Vegetarian Korma Recipe: A Flavourful, Creamy & Healthy Indian Dish
Table of Contents
- 1. Ingredients
- 2. Instructions
Vegetarian Korma is a classic Indian dish that combines the rich flavours of spices with the creaminess of yogurt or coconut milk. This dish is perfect for vegetarians or anyone who wants to enjoy a flavorful and hearty meal that is also healthy and filling. The creamy sauce of the korma is made with yogurt or coconut milk and a blend of aromatic spices, which include cumin, coriander, cardamom, and cinnamon, among others. These ingredients work together to create a sauce that is both flavorful and rich, making it a great dish for special occasions or everyday dinners.
🧑🍳 Prep time | 20 minutes |
🍳 Cook time | 30 minutes |
⌛ Total time | 50 minutes |
🍽️ Servings | 4 |
Ingredients:
For the Paste:
- 1/2 cup cashews, soaked in hot water for 15 minutes
- 1 medium onion, roughly chopped
- 3 cloves garlic, peeled
- 1-inch ginger, peeled
- 2 green chillies (optional)
For the Curry:
- 2 tablespoons oil or ghee
- 2 cardamom pods
- 1 cinnamon stick
- 1 bay leaf
- 2 medium carrots, diced
- 1 bell pepper, chopped
- 1 medium potato, cubed
- 1 cup cauliflower florets
- 1 cup green peas
- 1 teaspoon cumin powder
- 1 teaspoon coriander powder
- 1 teaspoon turmeric powder
- 1 teaspoon garam masala
- 1/2 teaspoon cayenne pepper (optional)
- Salt to taste
- 1 cup plain yogurt or coconut milk
- 1/4 cup heavy cream
- 1/2 cup water
- Fresh cilantro for garnish
- 2 tablespoons butter (optional)
Instructions:
- Blend the soaked cashews, onion, garlic, ginger, and green chillies into a smooth paste, adding water if needed.

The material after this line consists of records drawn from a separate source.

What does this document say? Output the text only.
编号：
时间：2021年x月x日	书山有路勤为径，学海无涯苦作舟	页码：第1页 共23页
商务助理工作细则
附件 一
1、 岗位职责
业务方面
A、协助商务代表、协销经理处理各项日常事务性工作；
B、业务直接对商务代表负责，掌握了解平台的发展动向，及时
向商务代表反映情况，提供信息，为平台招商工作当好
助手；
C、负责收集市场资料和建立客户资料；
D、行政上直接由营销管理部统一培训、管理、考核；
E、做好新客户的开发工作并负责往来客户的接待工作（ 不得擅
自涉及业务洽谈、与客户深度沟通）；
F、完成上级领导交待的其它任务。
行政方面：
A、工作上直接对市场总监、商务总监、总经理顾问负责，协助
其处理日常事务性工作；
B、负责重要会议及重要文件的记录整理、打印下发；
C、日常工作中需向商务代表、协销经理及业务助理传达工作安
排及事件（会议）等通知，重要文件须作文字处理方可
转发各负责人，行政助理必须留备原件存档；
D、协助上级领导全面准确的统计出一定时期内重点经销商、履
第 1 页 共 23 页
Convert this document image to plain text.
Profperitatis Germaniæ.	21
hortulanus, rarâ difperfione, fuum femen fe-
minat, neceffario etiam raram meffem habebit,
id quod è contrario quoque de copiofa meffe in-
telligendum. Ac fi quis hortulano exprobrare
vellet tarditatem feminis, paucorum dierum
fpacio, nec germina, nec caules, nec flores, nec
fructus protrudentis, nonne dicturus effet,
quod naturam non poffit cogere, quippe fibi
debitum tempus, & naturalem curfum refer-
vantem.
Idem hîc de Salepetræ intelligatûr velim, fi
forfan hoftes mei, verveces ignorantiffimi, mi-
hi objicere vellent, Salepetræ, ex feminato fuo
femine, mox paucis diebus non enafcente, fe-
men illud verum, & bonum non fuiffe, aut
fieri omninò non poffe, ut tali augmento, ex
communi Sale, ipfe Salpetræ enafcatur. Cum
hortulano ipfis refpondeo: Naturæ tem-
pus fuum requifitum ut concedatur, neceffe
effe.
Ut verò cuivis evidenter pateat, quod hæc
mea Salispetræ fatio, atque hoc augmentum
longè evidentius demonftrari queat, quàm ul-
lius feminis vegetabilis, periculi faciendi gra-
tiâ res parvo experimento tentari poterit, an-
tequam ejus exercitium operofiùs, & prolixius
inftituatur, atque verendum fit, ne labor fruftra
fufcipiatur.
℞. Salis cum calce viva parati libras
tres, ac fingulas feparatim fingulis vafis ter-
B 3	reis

- Heat oil or ghee in a large pan over medium heat. Add cardamom pods, cinnamon sticks, and bay leaf. Cook until fragrant, about 30 seconds.
- Add the cashew paste and cook for 5-7 minutes, stirring frequently, until it turns light golden and oil starts to separate.
- Add all the vegetables except peas. Cook for 5 minutes, stirring occasionally.
- Add all ground spices and salt. Cook for 2 minutes until fragrant.
- Whisk yogurt or coconut milk with 1/2 cup water. Add to the pan, stirring continuously to prevent curdling.
- Cover and simmer for 15-20 minutes until vegetables are tender, stirring occasionally.
- Add peas and cream. Simmer for 5 minutes until heated through.
- Finish with butter (if using) and garam masala. Adjust seasoning to taste.
- Garnish with fresh cilantro and serve hot.
Tips:
- For extra richness, use both yogurt and coconut milk
- Soak cashews in hot water for easier blending
- Add vegetables in order of cooking time needed
- Adjust liquid for desired consistency
Serving Suggestions:
- Serve with naan bread or basmati rice
- Accompany with raita
- Garnish with additional cashews
Storage:
- Keeps in refrigerator for up to 3 days
- Reheat gently, adding water or cream if needed
- Not suitable for freezing if made with dairy
This mild and creamy curry is perfect for introducing people to Indian cuisine. The combination of vegetables and rich cashew sauce creates a satisfying meal that's both nutritious and delicious.
Note: For a vegan version, use coconut milk instead of yogurt and omit the cream and butter.